Ce morceau morbide et fascinant demeure associé à l’appart’ où j’ai vécu une année, un taudis dont les murs disjoints ouvraient leurs lézardes à l’averse, au vent et aux éclairs rougeoyants des torchères de la BP, à fort merdique ; une enclave historique dans la chair de Dunkerque, autrefois port de pêche, on ne voyait plus la mer biffée par le mastodonte industriel. Naufragée, je sombrais dans le sommeil malgré moi, j’aurais voulu ne plus dormir pour vivre un peu plus, persuadée qu’une nuit, il pleuvrait un déluge de feu venu de l’usine à pétrole pendant qu’elle poussait des hurlements de tonnerre dans l’obscurité ; ou l’enfer dégringolerait de la centrale atomique mise en service cette année-là, énorme et plantée comme un bubon extraterrestre près de la plage de Gravelines ; à moins qu’un conflit invraisemblable pour nous, jeunes idiots, né aussi vite que celui des Malouines, nous envoie les dons des « Alligators ». Les rivages des océans se métamorphosaient en avant-ponts d’horreur et avec eux, mes éternités d’enfance rêvées dans les dunes.

En 1985, c’était Tchernobyl.

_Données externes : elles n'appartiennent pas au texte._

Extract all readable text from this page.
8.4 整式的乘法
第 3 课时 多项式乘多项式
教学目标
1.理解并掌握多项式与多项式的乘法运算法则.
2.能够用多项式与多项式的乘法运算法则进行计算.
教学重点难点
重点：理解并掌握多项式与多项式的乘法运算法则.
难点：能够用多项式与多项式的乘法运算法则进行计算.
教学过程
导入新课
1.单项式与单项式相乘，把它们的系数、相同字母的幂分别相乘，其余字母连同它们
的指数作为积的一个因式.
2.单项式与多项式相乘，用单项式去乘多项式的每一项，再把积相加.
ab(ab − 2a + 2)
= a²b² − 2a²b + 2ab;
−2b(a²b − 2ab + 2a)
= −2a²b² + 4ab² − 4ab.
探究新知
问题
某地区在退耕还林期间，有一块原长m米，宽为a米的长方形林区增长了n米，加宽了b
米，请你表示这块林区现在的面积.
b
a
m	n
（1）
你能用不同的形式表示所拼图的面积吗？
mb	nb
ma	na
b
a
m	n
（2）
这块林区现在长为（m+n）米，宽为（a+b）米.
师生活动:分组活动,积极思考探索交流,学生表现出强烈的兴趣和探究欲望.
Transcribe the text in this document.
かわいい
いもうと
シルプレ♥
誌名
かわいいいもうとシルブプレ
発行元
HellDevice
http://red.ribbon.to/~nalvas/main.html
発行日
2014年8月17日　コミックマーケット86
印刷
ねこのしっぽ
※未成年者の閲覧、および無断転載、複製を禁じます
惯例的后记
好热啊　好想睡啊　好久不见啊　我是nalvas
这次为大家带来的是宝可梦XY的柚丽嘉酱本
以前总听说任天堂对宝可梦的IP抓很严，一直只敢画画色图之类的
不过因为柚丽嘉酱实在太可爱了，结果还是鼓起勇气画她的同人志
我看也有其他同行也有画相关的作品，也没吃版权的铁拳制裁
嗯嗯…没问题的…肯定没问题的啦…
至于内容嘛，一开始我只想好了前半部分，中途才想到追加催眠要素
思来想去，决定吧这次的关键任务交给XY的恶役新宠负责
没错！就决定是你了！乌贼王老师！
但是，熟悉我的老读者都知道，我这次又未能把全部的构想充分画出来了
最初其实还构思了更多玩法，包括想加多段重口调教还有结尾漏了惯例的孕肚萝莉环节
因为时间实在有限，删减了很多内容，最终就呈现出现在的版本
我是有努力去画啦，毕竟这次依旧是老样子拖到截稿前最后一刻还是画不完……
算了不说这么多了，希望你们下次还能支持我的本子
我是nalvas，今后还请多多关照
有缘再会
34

Je me souviens du temps magnifique, ce ciel bleu paraissait la pire des menaces, si pur et si trompeur. Des gens colportaient des choses absurdes, de ne plus manger d’épinards, comme si cela avait encore de l’importance. À cette époque, Thiéfaine me donnait la certitude que je n’étais pas la seule à ressentir cette trouille dont je n’osais pas parler à découvert, pour la conjurer.

Sous mes pieds, privée de ciel et d’océan, la terre m’engluait, j’aimais passionnément la science-fiction… j’étais bien atteinte de désespérance optimiste. Je ne souffrais pas encore de la désillusion.